Ontario plans to provide a publicly-funded pharmacare system for children and youth in Ontario. It’s a small step in the right direction and, arguably, most important for its symbolism in a national debate.
Why just a small step? Because Ontario’s recently-announced plan will provide universal, comprehensive prescription medication coverage to the age group that uses medicines least often. Many working-age Ontarians, who are far more likely to require medicines than children, will still be uninsured.
Why symbolic? The program signals that government is taking responsibility for this component of healthcare, integrating it with medical and hospital care. This is as it should be.
Several national commissions on Canada’s healthcare system have recommended adding prescription drugs to our publicly-funded universal medicare system. No federal government has ever acted on those recommendations.
By creating pharmacare junior, Premier Kathleen Wynne and Health Minister Eric Hoskins are essentially calling on the federal government to help finish the job and create a pharmacare program for all Canadians of all ages.
Here’s why Canada needs a universal, public pharmacare program, and what Canadians can do to make it happen now.
Access to essential medicines is a human right
The most important reason for universal pharmacare is that access to essential medicines is actually a human right, according to the World Health Organization (WHO). WHO recommends that countries protect that right in law and with pharmaceutical policies that work in conjunction with broader systems of universal health coverage.
Every other high-income country with universal healthcare provides universal coverage of prescription drugs. It’s time Canada did the same.
It would save lives
Canada’s patchwork of private and public drug plans leaves millions of Canadians without coverage. As a result, Canadians are three to five times more likely to skip prescriptions because of cost than are residents of comparable countries with universal pharmacare programs.
A 2012 study estimated that inequities in drug coverage for working-age Ontarians with diabetes were associated with 5,000 deaths between 2002 and 2008. Nationally, this toll would be far greater.
It would save billions of dollars every year
Canadians spend 50 percent more per capita on pharmaceuticals than residents of the United Kingdom, Sweden, New Zealand and several other countries with universal pharmacare programs. This amounts to spending $12 billion more each year and still not having pharmacare.
Why? Because the universal pharmacare programs in other countries use their purchasing power to obtain better drug prices than our fractured system. Among many examples of such price differences, a year’s supply of atorvastatin, a widely-used cholesterol drug, costs about $143 in Canada but only $27 in the United Kingdom and Sweden, and under $15 in New Zealand.
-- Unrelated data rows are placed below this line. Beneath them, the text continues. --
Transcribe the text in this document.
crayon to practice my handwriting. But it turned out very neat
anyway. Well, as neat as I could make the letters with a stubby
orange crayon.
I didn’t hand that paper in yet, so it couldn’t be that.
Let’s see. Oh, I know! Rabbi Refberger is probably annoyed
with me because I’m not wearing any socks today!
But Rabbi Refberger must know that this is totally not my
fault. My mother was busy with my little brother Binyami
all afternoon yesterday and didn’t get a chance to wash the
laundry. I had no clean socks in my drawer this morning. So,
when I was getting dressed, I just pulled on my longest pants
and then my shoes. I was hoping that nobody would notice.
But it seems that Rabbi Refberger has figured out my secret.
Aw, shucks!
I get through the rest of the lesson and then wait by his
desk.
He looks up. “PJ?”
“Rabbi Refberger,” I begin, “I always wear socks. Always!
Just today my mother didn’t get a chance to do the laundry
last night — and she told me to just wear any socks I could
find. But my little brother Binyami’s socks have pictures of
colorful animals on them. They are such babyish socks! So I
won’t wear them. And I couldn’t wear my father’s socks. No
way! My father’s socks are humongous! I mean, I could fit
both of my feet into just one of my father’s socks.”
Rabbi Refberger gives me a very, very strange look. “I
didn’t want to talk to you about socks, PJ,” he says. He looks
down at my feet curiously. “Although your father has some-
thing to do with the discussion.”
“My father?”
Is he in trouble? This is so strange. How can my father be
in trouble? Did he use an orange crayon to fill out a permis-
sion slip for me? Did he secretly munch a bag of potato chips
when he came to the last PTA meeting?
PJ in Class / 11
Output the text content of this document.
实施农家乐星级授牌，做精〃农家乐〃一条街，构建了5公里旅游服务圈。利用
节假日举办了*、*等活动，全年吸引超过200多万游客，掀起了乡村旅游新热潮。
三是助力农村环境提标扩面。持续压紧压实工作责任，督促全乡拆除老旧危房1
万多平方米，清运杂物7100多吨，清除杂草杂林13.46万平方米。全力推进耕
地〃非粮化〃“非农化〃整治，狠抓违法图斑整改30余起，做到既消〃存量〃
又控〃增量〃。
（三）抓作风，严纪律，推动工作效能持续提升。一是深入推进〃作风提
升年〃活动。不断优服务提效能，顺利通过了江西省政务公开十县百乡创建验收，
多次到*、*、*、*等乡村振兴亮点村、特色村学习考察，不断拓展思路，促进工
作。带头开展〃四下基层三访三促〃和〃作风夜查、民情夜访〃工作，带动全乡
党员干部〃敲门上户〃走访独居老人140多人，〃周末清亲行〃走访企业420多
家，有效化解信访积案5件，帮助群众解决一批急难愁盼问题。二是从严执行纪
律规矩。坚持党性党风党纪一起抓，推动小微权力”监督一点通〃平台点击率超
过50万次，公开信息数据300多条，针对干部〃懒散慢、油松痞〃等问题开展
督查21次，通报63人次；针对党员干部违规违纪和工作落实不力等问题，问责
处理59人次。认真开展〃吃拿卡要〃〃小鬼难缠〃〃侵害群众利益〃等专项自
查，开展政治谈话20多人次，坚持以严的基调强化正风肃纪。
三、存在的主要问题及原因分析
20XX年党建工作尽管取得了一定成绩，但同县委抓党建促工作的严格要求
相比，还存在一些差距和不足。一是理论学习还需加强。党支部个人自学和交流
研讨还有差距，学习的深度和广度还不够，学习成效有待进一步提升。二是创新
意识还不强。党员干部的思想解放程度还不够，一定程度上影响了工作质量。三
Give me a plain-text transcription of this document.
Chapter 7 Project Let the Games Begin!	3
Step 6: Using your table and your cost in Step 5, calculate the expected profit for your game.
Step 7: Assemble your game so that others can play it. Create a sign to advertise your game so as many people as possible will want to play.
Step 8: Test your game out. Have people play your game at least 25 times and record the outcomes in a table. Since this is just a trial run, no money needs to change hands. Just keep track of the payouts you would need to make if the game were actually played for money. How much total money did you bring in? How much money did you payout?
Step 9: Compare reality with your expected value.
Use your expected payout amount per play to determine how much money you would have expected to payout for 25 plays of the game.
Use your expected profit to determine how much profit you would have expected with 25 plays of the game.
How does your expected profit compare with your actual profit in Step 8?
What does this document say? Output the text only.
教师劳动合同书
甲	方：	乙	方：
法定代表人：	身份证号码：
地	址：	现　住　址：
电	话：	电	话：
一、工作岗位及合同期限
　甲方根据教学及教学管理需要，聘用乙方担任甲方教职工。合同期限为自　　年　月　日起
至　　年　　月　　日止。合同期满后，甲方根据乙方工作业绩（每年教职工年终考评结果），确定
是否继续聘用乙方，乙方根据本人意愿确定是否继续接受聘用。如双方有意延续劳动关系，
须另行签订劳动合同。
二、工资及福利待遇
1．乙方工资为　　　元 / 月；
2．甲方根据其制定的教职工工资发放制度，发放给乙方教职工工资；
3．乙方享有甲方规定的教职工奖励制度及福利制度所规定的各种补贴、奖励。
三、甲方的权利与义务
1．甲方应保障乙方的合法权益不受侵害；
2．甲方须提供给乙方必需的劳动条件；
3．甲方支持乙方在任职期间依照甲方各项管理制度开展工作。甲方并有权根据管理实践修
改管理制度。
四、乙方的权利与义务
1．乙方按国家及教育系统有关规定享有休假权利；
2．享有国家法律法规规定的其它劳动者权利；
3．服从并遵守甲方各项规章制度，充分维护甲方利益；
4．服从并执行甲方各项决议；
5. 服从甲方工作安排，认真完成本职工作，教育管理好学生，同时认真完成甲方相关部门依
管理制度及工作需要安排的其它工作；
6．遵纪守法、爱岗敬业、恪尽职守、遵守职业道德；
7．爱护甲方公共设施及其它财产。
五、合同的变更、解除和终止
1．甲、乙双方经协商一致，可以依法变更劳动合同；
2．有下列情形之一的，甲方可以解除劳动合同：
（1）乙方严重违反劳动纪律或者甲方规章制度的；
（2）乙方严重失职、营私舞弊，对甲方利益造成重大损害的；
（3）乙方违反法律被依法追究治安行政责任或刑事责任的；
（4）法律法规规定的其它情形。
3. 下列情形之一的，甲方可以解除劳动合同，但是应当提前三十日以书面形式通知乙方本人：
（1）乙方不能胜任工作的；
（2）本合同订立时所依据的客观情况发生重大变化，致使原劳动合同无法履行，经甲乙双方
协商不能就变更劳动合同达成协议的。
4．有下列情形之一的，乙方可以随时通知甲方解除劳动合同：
It would help Canadian businesses
The rising cost of pharmaceuticals are a growing burden on Canadian businesses. Part of the problem is that Canadian employers waste between $3 billion and $5 billion a year because employment-related private insurance is ill-equipped to manage pharmaceutical costs effectively.
Another part of the problem is that the number of prescription drugs costing more than $10,000 a year has grown almost ten-fold in the past decade.
Because such costs can quickly render a work-related health plan unsustainable – particularly for small businesses – it is best to manage them on a provincewide or nationwide basis.
It won’t happen unless citizens speak up
Billions of dollars in savings to Canadian taxpayers, employers and households equals billions of dollars of lost revenues to pharmaceutical industry stakeholders. Those stakeholders will not likely make it easy for government to implement universal pharmacare, no matter the benefit to Canadians and the broader economy.
To make pharmacare a reality for Canada, citizens need to get informed and involved. If they support the idea of universal, public pharmacare, they need to let others, particularly elected officials and political candidates, know they care and that they’ll support a government that takes action. A parliamentary e-petition is circulating in the hope of doing just that.
Without such a groundswell of public engagement, it’s unlikely that the federal government will implement a universal pharmacare program any time soon.
Steve Morgan is a professor in the UBC School of Population and Public Health.